In jüngster Zeit hat Ana Caraiani zusammen mit James Newton in der Arbeit "On the modularity of elliptic curves over imaginary quadratic fields" (arXiv: 2301.10509) diese Ergebnisse verbessert und auf die Modularität elliptischer Kurven über imaginären quadratischen Körpern angewendet. Mit nur wenigen Ausnahmen (die 0 % der Fälle ausmachen) kommen sie einer vollständigen Lösung des Problems nahe.
Über den Ruth Lyttle Satter Prize in Mathematics
Mit dem Ruth-Lyttle-Satter-Preis für Mathematik, der alle zwei Jahre verliehen wird, wird ein herausragender Beitrag einer Mathematikerin zur mathematischen Forschung in den letzten sechs Jahren gewürdigt.

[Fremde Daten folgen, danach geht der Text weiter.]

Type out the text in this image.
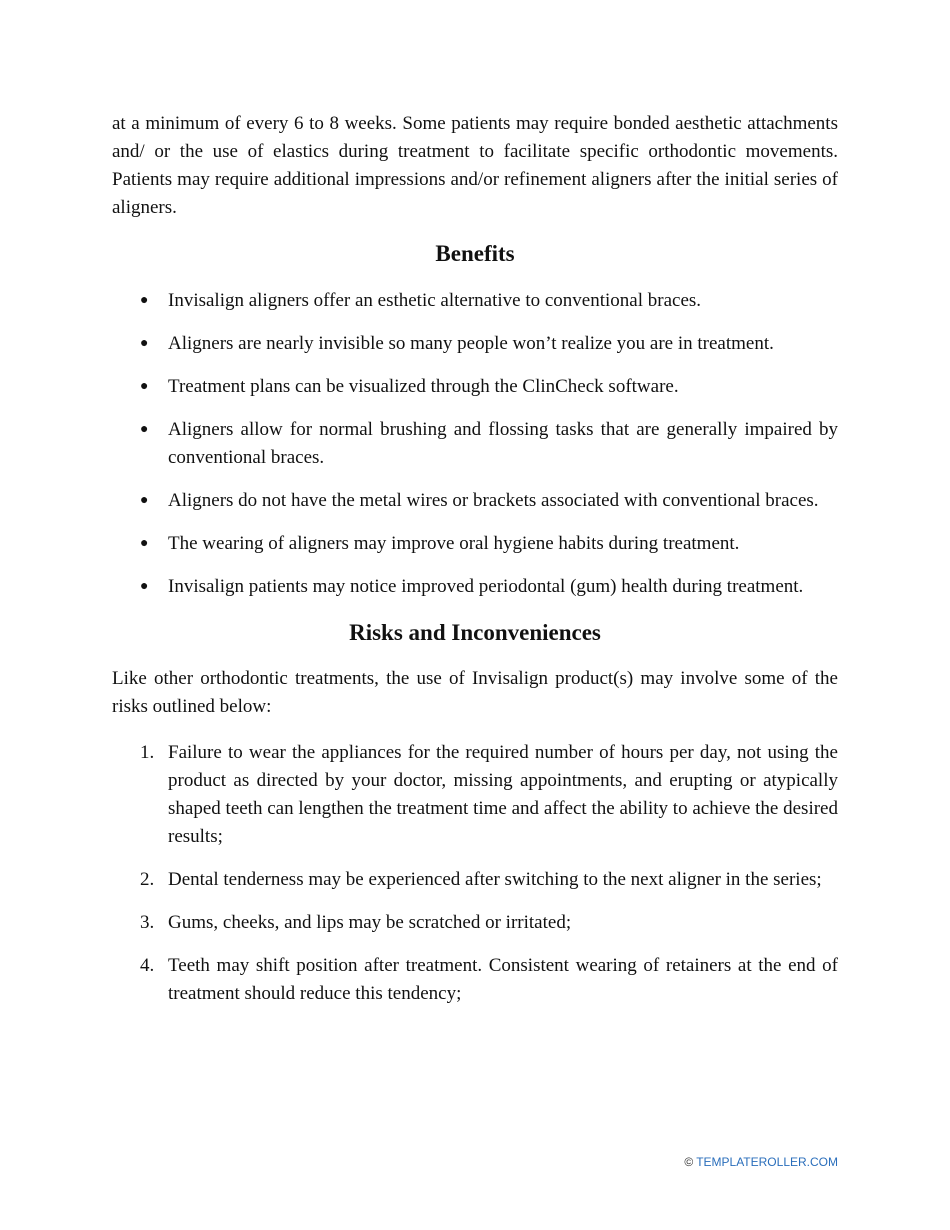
at a minimum of every 6 to 8 weeks. Some patients may require bonded aesthetic attachments and/ or the use of elastics during treatment to facilitate specific orthodontic movements. Patients may require additional impressions and/or refinement aligners after the initial series of aligners.

Benefits
●	Invisalign aligners offer an esthetic alternative to conventional braces.
●	Aligners are nearly invisible so many people won’t realize you are in treatment.
●	Treatment plans can be visualized through the ClinCheck software.
●	Aligners allow for normal brushing and flossing tasks that are generally impaired by conventional braces.
●	Aligners do not have the metal wires or brackets associated with conventional braces.
●	The wearing of aligners may improve oral hygiene habits during treatment.
●	Invisalign patients may notice improved periodontal (gum) health during treatment.
Risks and Inconveniences

Like other orthodontic treatments, the use of Invisalign product(s) may involve some of the risks outlined below:

1. Failure to wear the appliances for the required number of hours per day, not using the product as directed by your doctor, missing appointments, and erupting or atypically shaped teeth can lengthen the treatment time and affect the ability to achieve the desired results;
2. Dental tenderness may be experienced after switching to the next aligner in the series;
3. Gums, cheeks, and lips may be scratched or irritated;
4. Teeth may shift position after treatment. Consistent wearing of retainers at the end of treatment should reduce this tendency;
© TEMPLATEROLLER.COM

Er wurde von Joan Birman zu Ehren ihrer Schwester Ruth gestiftet. Der Preis für das Jahr 2025 wird während des Joint Mathematics Meetings im Januar 2024 in Seattle verliehen.
Über Ana Caraiani
Ana Caraiani hat eine enge Verbindung zu Bonn: 2016 wurde sie Bonn Junior Fellow.Im Jahr 2017 wechselte sie als Royal Society Research Fellow und Lecturer an das Imperial College London und ist uns seitdem als Bonn Research Fellow verbunden. Seit 2021 ist Ana Caraiani eine ordentliche Professorin am Imperial College London. Sie war eine der Gewinner*innen des Whitehead-Preises 2018 der London Mathematical Society. Im Jahr 2020 wurde sie zum Fellow der American Mathematical Society gewählt und erhielt den EMS-Preis 2020. Im Jahr 2022 nahm sie, parallel zu ihrer Position in London, einen Ruf auf einen Hausdorff Chair für ein Jahr an. Während dieser Zeit wurde Ana Caraiani mit dem New Horizons Prize in Mathematics ausgezeichnet und war eine eingeladene Sprecherin auf dem ICM 2022.